John Resko of North Bay attended a recent hearing by the Ontario Energy Board about TransCanada's proposed Energy East Pipeline. (Erik White/CBC)

A couple hundred people crowded into a community hall in North Bay to voice their concerns over a planned oil pipeline.

The Energy East Pipeline is a proposed project by TransCanada and if approved, it would result in an existing natural gas pipe that crosses northern Ontario be converted to oil.

It would cross the watershed of Trout Lake, where the city of North Bay gets its drinking water.

North Bay Mayor Al McDonald

North Bay Mayor Al McDonald (Erik White/CBC)

“An oil spill on Trout Lake is non-negotiable,” Mayor Al McDonald said.

Most of his counterparts in the region have said they think the Energy East pipeline is good for the economy and safer than shipping oil by truck or train, but McDonald said he is worried about the devastating impact one spill could have on his city.

Almost every citizen who spoke at the hearing echoed those sentiments, including Reverend Elizabeth Frazer.

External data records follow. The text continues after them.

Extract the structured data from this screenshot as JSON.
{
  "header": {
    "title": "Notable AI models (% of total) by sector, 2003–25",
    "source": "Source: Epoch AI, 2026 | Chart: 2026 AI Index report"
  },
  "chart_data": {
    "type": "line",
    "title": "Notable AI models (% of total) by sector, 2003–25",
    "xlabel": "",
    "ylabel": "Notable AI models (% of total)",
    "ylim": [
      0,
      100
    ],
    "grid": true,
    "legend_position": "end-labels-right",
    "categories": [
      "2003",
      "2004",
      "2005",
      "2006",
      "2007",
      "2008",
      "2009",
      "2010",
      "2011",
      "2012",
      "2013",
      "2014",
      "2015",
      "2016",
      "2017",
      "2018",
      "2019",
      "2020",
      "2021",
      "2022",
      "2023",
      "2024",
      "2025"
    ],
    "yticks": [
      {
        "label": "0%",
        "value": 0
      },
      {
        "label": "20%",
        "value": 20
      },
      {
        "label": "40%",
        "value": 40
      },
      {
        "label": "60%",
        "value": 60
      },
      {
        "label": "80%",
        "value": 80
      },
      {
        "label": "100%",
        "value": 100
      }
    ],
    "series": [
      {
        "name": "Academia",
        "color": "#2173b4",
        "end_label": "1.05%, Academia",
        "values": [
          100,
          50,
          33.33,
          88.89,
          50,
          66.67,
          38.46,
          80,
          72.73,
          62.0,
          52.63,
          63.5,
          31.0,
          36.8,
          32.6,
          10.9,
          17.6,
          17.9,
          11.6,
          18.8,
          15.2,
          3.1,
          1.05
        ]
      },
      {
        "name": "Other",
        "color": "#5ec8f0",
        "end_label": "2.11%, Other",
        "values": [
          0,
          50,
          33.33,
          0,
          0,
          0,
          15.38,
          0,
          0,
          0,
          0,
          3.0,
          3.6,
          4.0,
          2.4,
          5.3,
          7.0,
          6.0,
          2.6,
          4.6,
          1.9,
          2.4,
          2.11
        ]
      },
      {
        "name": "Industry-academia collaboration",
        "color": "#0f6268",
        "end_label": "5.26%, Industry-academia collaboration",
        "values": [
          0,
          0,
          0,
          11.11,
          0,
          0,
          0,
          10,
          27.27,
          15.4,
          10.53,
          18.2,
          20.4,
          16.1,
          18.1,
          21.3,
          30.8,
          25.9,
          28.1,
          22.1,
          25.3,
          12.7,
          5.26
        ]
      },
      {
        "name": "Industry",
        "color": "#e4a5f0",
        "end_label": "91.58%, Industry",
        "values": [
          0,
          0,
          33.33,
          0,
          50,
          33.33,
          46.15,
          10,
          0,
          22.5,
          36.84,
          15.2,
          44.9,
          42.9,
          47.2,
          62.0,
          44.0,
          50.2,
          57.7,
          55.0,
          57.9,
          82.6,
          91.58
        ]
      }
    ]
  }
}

“No amount of promised financial benefit can compensate for the possibility of a ruined water supply,” she said.

“Ruin our water and you ruin our city.”

However, not everyone was against the project.

Nicholas Warus

Nicholas Warus is with the United Association of Journeyman and Apprentices of the Plumbing and Pipefitting Industry. (Erik White/CBC)

A Sudbury based representative for the United Association of Journeyman and Apprentices of the Plumbing and Pipefitting Industry, argued that Energy East is good for his members and the rest of the region.

“With Energy East, the creation of jobs and the safe transportation of oil is good common sense,” Nicholas Warus said.

More consultation scheduled

The energy board has also been meeting with First Nations leaders across the region during recent consultation hearings.

Former Anishnabek Grand Chief John Beaucase is helping with the energy board with those consultations.

“The aspect of consultation and accommodation is still a bit of a moving target but it would be very similar to a mining development or a forestry development or a hydro-electric development or anything else like that,” he said.

“There does need to prior and informed consent by the First Nations.”

Beaucage said some of the First Nations leaders he met with this week do expect their communities to be financially compensated by TransCanada.

The Ontario Energy Board will now advise the province on what it should tell the federal government about this plan to convert the existing line to oil

The board will fine tune that report with another round of public meetings later this spring.